Os cidadãos vão poder utilizar o serviço de telefonia móvel em zonas onde não existe cobertura do seu operador, com a aprovação, esta quarta-feira pelo Conselho de Ministros, do Regulamento do Roaming Nacional.

30 Jul 2020 / 10:58 H.

A medida, segundo o ministro das Telecomunicações Tecnologias de Informação e Comunicação Social, vai permitir que um cidadão afecto a um determinado serviço de telefonia móvel consiga comunicar-se em zonas onde não exista cobertura da sua operadora, mas sim de uma outra.

Manuel Homem ressaltou que a aprovação da proposta do regulamento de implementação do Roaming Nacional decorre da necessidade de se implementar uma maior eficiência na utilização dos serviços das telecomunicações no País.

Disse que o mesmo vai permitir que operadores que têm a utilização da infra-estrutura da licença móvel possam, no âmbito de um acordo a ser estabelecido entre as partes, assegurar que um determinado utilizador possa fazer uso da infra-estrutura de telecomunicações onde não opera o seu utilizador.

"Isto vai permitir, primeiro, um maior alargamento da banda larga nacional e, também, facilitar que nós, enquanto utentes do serviço das telecomunicações de serviços móveis, possamos ter maior disponibilidade de acesso ao serviço", realçou.

A medida, esclareceu, resulta de um processo de continuação que vêm sendo implementando no sector das telecomunicações, com o objectivo de criar maior qualidade de serviço e, também, permitir que os novos operadores, dentro deste acordo, possam, rapidamente, entrar no mercado e permitir uma maior qualidade de serviço no País.

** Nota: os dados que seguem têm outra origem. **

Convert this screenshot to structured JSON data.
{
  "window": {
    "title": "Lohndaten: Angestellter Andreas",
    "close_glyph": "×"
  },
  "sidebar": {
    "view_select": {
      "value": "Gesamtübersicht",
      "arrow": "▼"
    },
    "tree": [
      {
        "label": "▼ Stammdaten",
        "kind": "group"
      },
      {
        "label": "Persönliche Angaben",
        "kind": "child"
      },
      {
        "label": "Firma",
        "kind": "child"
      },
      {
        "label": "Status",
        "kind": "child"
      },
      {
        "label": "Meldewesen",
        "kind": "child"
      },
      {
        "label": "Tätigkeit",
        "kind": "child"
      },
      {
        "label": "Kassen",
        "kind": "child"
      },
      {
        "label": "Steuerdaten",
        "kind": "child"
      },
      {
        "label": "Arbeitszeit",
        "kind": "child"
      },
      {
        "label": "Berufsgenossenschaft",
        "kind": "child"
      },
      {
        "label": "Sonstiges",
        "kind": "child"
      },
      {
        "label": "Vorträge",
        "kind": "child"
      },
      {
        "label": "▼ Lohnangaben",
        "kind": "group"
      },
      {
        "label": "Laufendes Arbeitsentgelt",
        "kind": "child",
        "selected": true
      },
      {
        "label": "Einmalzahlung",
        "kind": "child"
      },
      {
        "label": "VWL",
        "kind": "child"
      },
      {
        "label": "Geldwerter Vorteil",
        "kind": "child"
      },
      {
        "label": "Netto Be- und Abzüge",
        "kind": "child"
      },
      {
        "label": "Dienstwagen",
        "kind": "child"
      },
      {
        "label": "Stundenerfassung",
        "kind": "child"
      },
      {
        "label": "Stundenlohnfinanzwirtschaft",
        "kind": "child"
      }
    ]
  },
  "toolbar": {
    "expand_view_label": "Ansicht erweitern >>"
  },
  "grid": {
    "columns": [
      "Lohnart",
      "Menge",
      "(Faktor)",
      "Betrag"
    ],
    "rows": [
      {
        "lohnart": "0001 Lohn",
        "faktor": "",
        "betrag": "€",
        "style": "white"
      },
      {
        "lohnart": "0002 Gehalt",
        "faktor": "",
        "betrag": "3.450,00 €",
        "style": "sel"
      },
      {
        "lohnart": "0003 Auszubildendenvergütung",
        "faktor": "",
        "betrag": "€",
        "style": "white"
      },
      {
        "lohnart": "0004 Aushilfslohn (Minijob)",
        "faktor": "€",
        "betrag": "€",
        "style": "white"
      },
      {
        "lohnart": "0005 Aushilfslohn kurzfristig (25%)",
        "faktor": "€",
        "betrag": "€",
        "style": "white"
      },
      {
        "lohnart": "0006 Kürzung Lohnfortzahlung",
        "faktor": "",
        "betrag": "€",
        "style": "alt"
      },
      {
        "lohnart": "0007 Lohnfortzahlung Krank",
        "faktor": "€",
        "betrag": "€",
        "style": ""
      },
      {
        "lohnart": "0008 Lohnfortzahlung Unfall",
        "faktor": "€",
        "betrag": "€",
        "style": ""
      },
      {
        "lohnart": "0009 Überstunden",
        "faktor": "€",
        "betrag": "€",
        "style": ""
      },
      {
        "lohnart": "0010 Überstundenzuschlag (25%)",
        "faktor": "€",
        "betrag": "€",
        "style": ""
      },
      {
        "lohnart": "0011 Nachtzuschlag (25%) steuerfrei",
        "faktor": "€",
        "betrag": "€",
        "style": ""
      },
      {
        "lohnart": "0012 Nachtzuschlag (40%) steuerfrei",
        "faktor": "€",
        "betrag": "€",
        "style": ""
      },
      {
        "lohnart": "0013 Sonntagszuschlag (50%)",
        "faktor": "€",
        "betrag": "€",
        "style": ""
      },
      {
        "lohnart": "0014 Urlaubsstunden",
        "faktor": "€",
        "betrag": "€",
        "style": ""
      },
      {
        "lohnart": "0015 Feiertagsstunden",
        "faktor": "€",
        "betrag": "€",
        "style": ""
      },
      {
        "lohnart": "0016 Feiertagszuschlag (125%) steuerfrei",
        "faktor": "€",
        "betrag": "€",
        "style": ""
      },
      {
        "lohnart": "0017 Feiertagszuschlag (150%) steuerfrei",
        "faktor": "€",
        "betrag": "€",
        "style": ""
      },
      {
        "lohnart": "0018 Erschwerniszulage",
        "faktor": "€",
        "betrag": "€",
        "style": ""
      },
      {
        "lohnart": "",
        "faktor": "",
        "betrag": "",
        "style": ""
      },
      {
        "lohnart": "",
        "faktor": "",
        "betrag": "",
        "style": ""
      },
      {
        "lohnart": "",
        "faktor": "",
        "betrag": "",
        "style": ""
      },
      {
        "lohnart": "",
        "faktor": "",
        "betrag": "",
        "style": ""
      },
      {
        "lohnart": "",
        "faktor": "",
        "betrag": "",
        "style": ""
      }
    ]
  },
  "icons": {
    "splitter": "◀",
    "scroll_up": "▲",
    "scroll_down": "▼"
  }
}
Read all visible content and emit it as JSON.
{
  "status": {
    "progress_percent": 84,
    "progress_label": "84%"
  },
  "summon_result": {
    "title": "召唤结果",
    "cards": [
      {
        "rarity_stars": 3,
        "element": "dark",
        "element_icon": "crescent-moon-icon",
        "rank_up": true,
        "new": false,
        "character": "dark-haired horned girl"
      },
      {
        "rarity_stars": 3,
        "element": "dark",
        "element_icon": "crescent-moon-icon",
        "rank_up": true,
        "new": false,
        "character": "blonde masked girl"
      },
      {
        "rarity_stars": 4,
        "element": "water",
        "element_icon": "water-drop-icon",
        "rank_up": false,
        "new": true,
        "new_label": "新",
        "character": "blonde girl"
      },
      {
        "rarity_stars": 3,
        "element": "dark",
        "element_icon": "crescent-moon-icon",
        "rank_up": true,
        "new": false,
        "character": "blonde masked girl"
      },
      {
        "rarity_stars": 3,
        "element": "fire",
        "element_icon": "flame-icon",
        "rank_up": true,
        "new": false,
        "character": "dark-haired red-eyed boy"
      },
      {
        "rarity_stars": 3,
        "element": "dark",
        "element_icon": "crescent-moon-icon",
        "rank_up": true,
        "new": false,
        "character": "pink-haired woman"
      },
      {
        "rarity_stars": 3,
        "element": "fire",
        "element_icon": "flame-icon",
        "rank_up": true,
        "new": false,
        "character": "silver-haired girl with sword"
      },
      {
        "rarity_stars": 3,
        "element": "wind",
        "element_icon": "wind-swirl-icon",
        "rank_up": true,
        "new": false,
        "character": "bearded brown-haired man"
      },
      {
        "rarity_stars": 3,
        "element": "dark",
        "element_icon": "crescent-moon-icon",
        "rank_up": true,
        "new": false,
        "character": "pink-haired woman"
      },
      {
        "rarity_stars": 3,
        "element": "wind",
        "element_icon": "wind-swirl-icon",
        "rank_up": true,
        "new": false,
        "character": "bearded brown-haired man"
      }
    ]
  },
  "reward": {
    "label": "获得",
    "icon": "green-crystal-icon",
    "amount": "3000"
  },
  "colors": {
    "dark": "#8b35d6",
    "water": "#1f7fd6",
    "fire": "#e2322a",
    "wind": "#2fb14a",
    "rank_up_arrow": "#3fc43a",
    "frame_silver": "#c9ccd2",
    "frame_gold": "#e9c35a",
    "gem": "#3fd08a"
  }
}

O comunicado da 7ª sessão ordinária do Conselho de Ministros, orientada pelo Presidente da República, João Lourenço, esclarece que o regulamento do Roaming Nacional vai permitir a promoção e a expansão da cobertura das zonas geográficas sem rede, sobretudo nas zonas rurais. O Roaming Nacional visa, ainda, assegurar o suporte de entrada de novos operadores e prestadores de serviços de comunicações electrónicas, estimular a concorrência e maximizar os benefícios para os utilizadores finais.

Vai, igualmente, dinamizar o desenvolvimento do sector, com a utilização de novos serviços e redes de nova geração, fomentar a prestação da qualidade dos serviços de comunicações electrónicas e proteger o ambiente e a segurança pública das áreas onde serão implantadas as infra-estruturas de comunicações electrónicas.